Nuove prospettive sull'intertestualità I

Nuove prospettive sull’intertestualità e sugli studi della ricezione

Il Rinascimento italiano

 

UNIL, 20-21 maggio 2021

 

ProgrammaIntertestualità_converted.jpg

 

 

 

 

 

 

 

 

 

 

 

 

 

 

 

 

L’intertestualità rappresenta da sempre un ambito privilegiato degli studi letterari e in particolare di quelli rinascimentali: assumendo come punto di partenza il lavoro fortemente innovativo di Giorgio Pasquali (Arte allusiva, 1942), sulla scia dello strutturalismo Gian Biagio Conte (Memoria dei poeti e sistema letterario, 1974) e Cesare Segre (Intertestualità e interdiscorsività nel romanzo e nella poesia, 1984) hanno dato nuovi impulsi e hanno fornito un corredo teorico che in precedenza mancava o era più sfumato grazie all’introduzione di concetti chiave come la memoria dei poeti e il binomio intertestualità e interdiscorsività.
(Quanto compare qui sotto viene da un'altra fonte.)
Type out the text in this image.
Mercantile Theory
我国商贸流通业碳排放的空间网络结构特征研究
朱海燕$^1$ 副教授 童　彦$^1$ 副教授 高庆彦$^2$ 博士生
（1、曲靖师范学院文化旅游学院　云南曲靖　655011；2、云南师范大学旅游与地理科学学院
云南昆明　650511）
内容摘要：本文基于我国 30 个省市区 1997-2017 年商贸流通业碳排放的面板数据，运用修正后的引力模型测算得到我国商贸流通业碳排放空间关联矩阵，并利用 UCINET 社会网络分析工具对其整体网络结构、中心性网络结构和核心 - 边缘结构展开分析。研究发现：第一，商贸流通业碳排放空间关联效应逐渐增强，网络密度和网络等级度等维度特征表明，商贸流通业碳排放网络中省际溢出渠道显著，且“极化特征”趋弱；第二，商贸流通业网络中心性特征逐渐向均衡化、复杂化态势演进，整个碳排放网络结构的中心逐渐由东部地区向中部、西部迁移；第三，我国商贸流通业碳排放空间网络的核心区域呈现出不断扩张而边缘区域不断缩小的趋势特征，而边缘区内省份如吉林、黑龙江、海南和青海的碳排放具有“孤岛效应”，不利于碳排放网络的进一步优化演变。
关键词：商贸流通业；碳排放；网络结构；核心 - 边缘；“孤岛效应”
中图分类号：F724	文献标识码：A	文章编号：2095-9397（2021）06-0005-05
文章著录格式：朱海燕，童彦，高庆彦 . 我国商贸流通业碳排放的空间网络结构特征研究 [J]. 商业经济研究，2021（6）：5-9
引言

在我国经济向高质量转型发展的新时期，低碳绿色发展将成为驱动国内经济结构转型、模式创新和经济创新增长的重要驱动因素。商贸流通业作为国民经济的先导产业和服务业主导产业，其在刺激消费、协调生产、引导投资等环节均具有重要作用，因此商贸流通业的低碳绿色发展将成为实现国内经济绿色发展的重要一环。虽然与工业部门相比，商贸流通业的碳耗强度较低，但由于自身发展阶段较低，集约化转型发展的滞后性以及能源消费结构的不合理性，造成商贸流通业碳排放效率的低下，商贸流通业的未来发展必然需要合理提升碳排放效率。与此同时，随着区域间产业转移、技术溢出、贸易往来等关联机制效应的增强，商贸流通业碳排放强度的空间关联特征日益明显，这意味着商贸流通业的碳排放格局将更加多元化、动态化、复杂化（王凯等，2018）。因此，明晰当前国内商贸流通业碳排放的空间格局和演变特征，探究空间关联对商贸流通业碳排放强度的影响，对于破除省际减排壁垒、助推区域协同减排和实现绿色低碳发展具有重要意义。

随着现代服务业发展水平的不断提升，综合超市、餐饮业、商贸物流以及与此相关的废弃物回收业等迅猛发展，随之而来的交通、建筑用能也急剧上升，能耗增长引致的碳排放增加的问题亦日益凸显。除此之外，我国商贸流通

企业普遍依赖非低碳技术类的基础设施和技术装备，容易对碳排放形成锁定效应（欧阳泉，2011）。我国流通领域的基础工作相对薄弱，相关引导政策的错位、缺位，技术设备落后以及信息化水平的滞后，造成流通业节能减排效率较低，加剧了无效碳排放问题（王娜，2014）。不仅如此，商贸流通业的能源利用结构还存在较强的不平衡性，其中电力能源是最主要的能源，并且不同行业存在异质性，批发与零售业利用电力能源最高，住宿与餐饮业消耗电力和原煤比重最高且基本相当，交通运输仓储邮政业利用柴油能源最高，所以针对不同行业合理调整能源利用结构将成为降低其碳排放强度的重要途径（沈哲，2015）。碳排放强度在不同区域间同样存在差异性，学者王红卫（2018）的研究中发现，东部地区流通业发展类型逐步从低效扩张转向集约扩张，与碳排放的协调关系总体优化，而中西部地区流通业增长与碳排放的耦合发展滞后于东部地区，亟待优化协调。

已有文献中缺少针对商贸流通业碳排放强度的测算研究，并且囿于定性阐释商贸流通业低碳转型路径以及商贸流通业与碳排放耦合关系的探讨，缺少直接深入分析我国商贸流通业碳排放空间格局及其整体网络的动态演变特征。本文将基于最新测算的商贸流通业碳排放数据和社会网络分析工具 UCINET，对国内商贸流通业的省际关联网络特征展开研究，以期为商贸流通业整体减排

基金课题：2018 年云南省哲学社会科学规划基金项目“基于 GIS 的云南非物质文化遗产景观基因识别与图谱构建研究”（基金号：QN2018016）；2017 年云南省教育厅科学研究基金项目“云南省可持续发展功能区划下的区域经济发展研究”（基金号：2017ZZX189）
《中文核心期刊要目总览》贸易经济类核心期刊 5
Nel campo degli studi italianistici tali nozioni rappresentano tuttora il quadro di riferimento, nondimeno i filologi classici e i teorici della letteratura hanno portato avanti la riflessione in direzioni diverse, accentuando maggiormente il polo della ricezione e ampliando la prospettiva per considerare il fenomeno nel suo complesso, al di là della dimensione strettamente testuale.

 

L’italianistica di matrice italiana, per tradizione riluttante alla teoria, è rimasta estranea a questo dibattito, e nel caso specifico del Rinascimento si registra una spaccatura tra gli studi sull’intertestualità nella letteratura da una parte e quelli sulla filologia umanistica e sulla poesia neolatina dall’altra, salve alcune eccezioni. La presente giornata di studi nasce dunque con l’intenzione di far dialogare questi ambiti degli studi rinascimentali e di stimolare una rinnovata riflessione sui metodi impiegati per analizzare la ricezione sia del patrimonio antico che della tradizione letteraria italiana tra fine ‘400 e ‘500.

 

Obiettivo dell’iniziativa è pure sollecitare un approccio più inclusivo agli studi intertestuali, nella convinzione che etichette quali ‘petrarchismo’ e ‘classicismo volgare’, benché efficaci nella descrizione dei rapporti con altre opere letterarie, siano inadeguate a cogliere le ragioni profonde del classicismo rinascimentale, la cui valutazione richiede la combinazione di più strumenti (l’analisi tematica e stilistica, la filologia materiale, la teoria estetica, l’individuazione di filtri mediatori quali le convenzioni retoriche e le istituzioni, etc.) e la considerazione della letteratura nel quadro più ampio della cultura e della vita rinascimentale, dai programmi iconografici delle residenze agli apparati decorativi, alle feste, dal collezionismo ai curricula scolastici, fino ai progetti editoriali.